Curt Bonk, faculty member at the Indiana University School of Education, is ranked No. 74 in the Edu-Scholar Public Influence Rankings. Bonk has been listed in the rankings of the top 200 most influential scholars of education in all four years of the rankings. The 2015 rankings reflect influence in 2014. Bonk ranked 85 in last year’s listings.

The rankings are the creation of education researcher and author Rick Hess, who posts them on his Education Week blog “Rick Hess Straight Up.” He describes the rankings as a way to recognize university-based scholars contributing most substantially to public debates about education.

Annually, Hess and research assistants measure output of articles, books and academic scholarship, as well as Web and print media activity. The total score comes from Google Scholar citations; the number of books authored and co-authored; the ranking of books on Amazon.com; mentions in Education Week and The Chronicle of Higher Education; blogs; U.S. newspapers; and the Congressional Record.

Bonk travels the world to discuss the changing nature of education and technology, particularly focusing on how to best use technology to teach. He is a professor of instructional systems technology, educational psychology and cognitive science at the IU School of Education and adjunct instructor for the School of Informatics.
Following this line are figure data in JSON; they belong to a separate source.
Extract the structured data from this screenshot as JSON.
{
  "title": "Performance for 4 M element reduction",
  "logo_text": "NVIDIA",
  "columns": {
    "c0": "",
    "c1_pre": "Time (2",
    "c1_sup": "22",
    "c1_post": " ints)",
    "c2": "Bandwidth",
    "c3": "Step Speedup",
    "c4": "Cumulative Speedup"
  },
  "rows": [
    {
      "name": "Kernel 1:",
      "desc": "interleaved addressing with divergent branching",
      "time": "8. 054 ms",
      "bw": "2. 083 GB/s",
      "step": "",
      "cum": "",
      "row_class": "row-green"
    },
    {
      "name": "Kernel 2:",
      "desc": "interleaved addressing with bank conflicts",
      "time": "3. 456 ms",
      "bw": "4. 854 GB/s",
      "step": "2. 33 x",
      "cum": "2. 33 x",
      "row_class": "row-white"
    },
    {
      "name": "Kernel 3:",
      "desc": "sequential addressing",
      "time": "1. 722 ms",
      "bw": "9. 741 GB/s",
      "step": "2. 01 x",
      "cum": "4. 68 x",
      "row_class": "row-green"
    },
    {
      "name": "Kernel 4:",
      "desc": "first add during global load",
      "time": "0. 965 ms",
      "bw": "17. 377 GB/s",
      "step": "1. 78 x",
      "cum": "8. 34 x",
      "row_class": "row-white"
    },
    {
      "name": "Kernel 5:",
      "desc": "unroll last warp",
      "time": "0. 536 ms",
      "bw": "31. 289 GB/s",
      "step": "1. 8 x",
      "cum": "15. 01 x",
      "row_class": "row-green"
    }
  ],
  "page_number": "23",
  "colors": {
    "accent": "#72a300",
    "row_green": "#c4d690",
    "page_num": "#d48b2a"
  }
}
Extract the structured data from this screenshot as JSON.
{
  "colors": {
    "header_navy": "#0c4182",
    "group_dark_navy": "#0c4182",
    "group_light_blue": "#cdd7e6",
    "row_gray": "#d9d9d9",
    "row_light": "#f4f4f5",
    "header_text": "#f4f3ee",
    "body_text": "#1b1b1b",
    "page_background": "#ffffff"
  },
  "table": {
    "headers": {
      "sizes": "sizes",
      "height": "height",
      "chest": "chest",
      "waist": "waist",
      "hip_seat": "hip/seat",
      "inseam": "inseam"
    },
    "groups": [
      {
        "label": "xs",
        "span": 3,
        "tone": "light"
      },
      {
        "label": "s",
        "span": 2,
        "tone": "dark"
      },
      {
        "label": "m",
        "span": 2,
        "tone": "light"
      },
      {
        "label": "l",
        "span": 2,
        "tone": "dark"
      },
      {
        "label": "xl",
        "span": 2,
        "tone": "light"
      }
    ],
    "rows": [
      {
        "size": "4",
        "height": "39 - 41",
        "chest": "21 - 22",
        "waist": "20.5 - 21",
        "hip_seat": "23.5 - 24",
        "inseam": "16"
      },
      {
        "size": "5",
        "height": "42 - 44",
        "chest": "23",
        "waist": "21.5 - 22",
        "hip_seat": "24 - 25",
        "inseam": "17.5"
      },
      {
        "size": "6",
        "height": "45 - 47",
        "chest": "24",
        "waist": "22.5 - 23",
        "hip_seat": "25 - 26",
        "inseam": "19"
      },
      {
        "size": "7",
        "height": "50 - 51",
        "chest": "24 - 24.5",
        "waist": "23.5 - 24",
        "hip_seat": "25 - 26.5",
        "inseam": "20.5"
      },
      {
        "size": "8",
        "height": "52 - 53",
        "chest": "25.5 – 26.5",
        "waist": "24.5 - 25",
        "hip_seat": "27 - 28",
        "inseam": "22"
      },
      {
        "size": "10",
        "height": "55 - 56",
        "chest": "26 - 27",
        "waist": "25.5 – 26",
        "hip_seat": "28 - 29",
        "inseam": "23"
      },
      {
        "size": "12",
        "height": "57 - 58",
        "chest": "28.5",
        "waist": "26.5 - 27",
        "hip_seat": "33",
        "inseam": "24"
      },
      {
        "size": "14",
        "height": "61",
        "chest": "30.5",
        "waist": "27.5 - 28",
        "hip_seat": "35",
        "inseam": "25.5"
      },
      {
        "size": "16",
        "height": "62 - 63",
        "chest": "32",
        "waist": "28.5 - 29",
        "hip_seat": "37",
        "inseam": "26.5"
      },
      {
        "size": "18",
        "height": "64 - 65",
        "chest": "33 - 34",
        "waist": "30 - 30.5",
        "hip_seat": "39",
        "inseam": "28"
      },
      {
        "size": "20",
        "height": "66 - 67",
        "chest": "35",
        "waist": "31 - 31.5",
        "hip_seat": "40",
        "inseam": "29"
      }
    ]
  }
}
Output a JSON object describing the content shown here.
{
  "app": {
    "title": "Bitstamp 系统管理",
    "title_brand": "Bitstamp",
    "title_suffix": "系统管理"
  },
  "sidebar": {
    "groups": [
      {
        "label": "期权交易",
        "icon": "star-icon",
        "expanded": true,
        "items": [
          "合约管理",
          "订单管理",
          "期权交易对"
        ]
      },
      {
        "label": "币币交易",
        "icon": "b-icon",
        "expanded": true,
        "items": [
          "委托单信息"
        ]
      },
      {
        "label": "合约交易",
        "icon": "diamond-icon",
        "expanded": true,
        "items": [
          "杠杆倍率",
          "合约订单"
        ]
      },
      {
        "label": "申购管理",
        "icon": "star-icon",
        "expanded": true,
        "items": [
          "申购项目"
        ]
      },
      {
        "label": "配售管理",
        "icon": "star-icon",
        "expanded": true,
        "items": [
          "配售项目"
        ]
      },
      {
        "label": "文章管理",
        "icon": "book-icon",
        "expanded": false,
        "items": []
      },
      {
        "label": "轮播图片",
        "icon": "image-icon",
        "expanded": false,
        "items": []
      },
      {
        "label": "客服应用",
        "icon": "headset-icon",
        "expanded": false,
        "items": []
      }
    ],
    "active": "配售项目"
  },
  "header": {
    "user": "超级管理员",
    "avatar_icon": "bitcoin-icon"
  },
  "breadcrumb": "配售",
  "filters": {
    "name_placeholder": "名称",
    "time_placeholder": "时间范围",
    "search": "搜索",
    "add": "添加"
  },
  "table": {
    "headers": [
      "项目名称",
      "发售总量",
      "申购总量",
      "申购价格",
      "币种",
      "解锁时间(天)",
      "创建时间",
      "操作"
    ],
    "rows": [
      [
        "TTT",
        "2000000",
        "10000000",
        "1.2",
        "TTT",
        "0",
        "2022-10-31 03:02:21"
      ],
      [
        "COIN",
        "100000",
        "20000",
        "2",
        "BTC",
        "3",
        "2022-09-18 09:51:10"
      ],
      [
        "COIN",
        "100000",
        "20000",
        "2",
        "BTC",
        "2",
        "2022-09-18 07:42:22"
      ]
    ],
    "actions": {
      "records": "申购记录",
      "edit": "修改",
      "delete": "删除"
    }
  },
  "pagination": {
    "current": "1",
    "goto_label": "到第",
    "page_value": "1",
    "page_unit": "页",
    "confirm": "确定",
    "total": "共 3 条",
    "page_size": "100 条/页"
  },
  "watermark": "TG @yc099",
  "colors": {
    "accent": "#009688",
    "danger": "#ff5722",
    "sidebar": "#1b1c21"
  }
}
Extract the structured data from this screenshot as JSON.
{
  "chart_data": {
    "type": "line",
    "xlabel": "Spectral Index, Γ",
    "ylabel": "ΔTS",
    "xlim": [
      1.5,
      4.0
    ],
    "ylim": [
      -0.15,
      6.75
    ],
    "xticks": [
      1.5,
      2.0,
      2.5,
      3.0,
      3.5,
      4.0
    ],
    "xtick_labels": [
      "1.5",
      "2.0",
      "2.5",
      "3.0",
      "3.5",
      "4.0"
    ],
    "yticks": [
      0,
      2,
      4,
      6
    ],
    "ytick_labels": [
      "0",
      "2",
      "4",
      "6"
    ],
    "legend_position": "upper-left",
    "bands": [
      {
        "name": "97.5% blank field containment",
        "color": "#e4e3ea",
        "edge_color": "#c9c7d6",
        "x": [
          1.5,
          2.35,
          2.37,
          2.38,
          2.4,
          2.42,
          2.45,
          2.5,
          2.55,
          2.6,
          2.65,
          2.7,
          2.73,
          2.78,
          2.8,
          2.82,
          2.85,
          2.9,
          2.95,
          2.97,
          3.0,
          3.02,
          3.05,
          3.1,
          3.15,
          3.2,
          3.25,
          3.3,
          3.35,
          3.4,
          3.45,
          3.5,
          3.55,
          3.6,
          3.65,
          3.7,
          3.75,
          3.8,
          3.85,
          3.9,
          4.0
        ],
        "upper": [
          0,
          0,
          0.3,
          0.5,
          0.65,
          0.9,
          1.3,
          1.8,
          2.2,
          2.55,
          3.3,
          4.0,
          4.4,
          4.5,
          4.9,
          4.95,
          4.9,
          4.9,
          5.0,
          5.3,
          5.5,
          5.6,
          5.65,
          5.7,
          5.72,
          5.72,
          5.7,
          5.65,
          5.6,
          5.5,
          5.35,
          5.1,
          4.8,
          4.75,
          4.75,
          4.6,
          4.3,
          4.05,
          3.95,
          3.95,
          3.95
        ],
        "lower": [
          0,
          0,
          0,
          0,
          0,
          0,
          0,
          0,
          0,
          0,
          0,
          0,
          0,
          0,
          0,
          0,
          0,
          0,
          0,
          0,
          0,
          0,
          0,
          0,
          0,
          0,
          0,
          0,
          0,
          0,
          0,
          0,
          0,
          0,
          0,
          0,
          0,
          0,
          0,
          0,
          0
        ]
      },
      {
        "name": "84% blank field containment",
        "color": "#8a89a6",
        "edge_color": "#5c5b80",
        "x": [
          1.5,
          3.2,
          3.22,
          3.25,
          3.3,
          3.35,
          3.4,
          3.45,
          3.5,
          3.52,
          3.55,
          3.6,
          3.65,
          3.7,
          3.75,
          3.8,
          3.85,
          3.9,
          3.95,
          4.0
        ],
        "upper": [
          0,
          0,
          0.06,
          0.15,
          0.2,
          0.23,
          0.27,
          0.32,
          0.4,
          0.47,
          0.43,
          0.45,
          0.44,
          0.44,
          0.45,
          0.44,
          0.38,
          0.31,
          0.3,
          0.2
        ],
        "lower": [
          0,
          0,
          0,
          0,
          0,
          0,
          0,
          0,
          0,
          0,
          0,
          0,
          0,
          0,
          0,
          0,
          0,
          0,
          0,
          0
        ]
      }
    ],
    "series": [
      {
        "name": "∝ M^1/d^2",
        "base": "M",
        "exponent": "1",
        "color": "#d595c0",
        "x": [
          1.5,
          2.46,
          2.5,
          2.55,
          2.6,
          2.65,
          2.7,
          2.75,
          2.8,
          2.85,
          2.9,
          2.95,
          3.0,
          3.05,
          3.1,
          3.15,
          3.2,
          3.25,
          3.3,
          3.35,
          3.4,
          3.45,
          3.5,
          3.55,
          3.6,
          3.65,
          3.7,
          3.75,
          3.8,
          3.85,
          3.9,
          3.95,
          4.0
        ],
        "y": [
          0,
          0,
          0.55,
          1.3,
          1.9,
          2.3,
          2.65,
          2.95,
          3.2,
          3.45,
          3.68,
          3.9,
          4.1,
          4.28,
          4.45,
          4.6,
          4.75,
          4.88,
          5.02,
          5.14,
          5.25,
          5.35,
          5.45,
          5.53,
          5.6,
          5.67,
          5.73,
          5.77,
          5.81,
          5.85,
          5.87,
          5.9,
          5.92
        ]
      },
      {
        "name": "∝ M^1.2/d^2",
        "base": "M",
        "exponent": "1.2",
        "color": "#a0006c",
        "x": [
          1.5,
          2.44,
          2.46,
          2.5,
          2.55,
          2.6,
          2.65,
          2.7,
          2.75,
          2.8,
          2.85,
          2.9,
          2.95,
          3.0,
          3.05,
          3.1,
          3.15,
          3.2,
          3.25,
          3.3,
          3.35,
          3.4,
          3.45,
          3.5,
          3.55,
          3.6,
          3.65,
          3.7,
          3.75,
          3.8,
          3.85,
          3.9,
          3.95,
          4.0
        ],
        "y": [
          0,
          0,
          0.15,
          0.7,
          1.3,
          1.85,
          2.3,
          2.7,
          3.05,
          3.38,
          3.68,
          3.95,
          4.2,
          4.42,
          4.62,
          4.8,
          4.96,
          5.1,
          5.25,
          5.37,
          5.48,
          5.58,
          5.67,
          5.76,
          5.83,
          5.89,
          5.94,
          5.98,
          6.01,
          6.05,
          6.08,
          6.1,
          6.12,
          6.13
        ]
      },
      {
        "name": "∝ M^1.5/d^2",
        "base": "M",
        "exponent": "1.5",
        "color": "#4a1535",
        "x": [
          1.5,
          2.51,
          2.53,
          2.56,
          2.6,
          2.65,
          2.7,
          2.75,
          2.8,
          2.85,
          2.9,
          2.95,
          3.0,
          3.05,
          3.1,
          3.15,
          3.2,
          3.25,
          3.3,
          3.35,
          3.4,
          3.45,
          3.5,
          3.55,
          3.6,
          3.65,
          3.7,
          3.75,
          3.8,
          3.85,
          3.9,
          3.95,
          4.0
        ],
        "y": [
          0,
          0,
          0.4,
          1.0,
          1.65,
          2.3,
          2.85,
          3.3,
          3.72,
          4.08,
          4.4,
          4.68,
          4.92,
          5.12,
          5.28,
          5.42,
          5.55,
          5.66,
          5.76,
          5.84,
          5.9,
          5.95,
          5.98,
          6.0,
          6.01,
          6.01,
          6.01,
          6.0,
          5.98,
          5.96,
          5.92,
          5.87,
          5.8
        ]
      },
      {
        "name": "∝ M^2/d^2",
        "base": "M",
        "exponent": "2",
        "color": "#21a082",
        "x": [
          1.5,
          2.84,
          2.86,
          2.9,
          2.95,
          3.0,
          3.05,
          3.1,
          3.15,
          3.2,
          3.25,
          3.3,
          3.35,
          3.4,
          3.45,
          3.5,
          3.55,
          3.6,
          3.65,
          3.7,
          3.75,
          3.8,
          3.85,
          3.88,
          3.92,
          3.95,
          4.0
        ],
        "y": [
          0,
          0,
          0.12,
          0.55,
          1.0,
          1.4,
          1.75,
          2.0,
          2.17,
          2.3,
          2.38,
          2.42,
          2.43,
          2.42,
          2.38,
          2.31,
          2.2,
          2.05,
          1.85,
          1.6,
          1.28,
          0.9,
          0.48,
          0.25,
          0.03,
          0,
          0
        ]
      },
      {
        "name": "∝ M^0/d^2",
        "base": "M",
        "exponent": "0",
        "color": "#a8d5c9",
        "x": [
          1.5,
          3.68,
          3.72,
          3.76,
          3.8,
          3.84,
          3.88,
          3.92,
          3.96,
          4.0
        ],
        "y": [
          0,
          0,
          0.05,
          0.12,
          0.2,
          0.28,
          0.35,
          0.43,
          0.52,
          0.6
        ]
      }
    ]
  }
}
In addition to authoring 10 books and hundreds of articles on education and technology, Bonk has delivered more than 1,400 presentations on the subject, including keynote and invited talks during the past year in Vietnam, Thailand, Singapore, Finland, Spain, Wales and England. Among these were featured presentations on MOOCs and open education at the University of Cambridge and University College London in late June.

In May 2014, Bonk published his latest book, “Adding Some TEC-VARIETY,” co-authored with Elaine Khoo, a research fellow at the University of Waikato, Hamilton, New Zealand. “TEC-VARIETY” is an acronym for a framework of 10 motivational principles Bonk introduces to help teachers guide learners through learning with technology. This work follows his book “The World Is Open: How Web Technology Is Revolutionizing Education,” and itself adheres to the idea of making resources for education openly available on the Web. In fact, the new book is available for free at tec-variety.com and has already been downloaded more than 30,000 times.

“This book helps people in the trenches figure out what they might be able to do with these emerging technologies,” Bonk said. “The TEC-VARIETY framework helps them make pedagogical sense of what’s possible.”

The book details more than 100 unique activities for motivating and retaining students with online technology. Bonk also includes a chapter near the end on ways to support instructors who might be more hesitant or unaware of the online and blended learning opportunities available today. Acknowledging the rapidly changing landscape of learning technology, he said the TEC-VARIETY framework is a useful tool no matter how technology develops.

“People can take this with them maybe even after we move from the Web to something else,” he said. “It’s still a framework about education and teaching and quality instruction.”

Bonk has been honored many times for his work. In November, he was awarded the Outstanding Contribution to Education award from the Global Learn Tech Conference in Mumbai, India. In August, he received the Mildred B. and Charles A. Wedemeyer Outstanding Practitioner in Distance Education Award from the University of Wisconsin-Madison as part of the 30th Annual Conference on Distance Teaching and Learning.